Écrire sur les sextapes de deux ministres démissionnaires est un exercice difficile. Dans ce métier, les mauvaises nouvelles écrasent souvent les bonnes nouvelles. Cette actualité sur les ébats sexuels de ces ex-responsables publiques sont d’une autre dimension. L’opinion publique tchadienne continuent d’en parler. Le journaliste ne peut l’occulter. Il faut en parler mais en parler autrement. Alors comment en parler autrement ? Analyser les faits….
Le sujet, il faut le dire, le redire, le répéter encore et encore est « culturellement délicat ». « Socialement » navrant. Et « politiquement explosif » pour un pays comme le nôtre où l’hypocrisie se mêle à la morale. Et où le voyeurisme ne s’encombre pas de la décence.
Dans une société normale, cette vidéo relève strictement de la vie privée. Autrement dit chacun fait ce qu’il veut avec qui il veut dans sa chambre à coucher. Et même si par mégarde ou par règlement de compte, une vidéo pareille, se retrouve sur la place publique, la décence aurait voulu de s’abstenir de la propager.
La « boule puante » est partie de la page Facebook d’un mystérieux personnage des réseaux sociaux surnommé Général Labo Mobil. Le fameux général dit détenir plusieurs autres vidéos compromettantes qui menaceraient plusieurs hommes et femmes politiques. C’est la panique, dit-on, chez plusieurs membres du gouvernement. La suspicion est partout. Le désarroi est total comme le prouve l’intervention du conseiller Takkilal Ndolassem qui parle abruptement de « Coup d’État scientifique ». La délectation du supplice du général Labo Mobile est insupportable.
Ces sextapes révèlent comme dit la fameuse expression « les choses du Tchad », en pire.
D’abord, on découvre le visage hideux de la culture de « meute » des réseaux sociaux tchadiens. Une culture néfaste qui s’empare des sujets insignifiants pour en faire une affaire de tous et un déshonneur de tous. Des soi-disant « activistes », « opposants », « influenceurs ou tiktokeurs vaseux et incultes » rivalisent d’ingéniosité pour jeter en pâture notre légendaire valeur « la soutra » (ne jamais jeter aux chiens l’honneur et l’intimité d’un frère et d’une sœur quel que soit nos querelles).

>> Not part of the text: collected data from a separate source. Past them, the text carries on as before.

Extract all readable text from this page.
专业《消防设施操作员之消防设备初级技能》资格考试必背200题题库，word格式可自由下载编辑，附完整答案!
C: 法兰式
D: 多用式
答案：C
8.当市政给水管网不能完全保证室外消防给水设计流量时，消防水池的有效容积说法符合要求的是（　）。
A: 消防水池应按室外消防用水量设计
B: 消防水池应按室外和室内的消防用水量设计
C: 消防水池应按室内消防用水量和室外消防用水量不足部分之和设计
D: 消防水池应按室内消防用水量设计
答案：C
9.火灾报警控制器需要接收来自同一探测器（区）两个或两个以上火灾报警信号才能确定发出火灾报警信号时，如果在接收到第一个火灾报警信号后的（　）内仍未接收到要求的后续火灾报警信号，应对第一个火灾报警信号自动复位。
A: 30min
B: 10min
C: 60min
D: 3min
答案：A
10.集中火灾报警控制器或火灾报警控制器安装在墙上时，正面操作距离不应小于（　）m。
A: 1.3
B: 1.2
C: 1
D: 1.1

Ensuite, c’est la vague des « moralisateurs » ou police autoproclamée « des mœurs » qui arrose le public de ses jugements moraux, prédisant l’apocalypse. Paradoxalement, les mêmes, disent à gorge chaude « seul Dieu est ultime juge ». Oubliant au passage que de tous les temps, les Hommes ont transgressé les règles et les conventions établies. Il n’est pas interdit de voler mais il est interdit d’être surpris. C’est le cas de nos deux ex-ministres.
Enfin, il y a tous ceux qui parlent sous la barbe du déshonneur de la République mais qui piaffent tels des taureaux en attendant le nom des prochaines victimes du général Labo.
Cette affaire tombe sur la tête d’une transition à bout de souffle, déjà dépassée par les difficultés de la gestion du quotidien. Le gouvernement et la présidence n’ont pas mesuré les dégâts politiques que cette affaire a engendré. Le fait de laisser les deux ministres officiellement démissionner par eux-mêmes est une erreur. Il fallait dès la publication de ces sextapes, les démettre de leurs fonctions pour sauver un peu l’honneur et le privilège de servir le pays.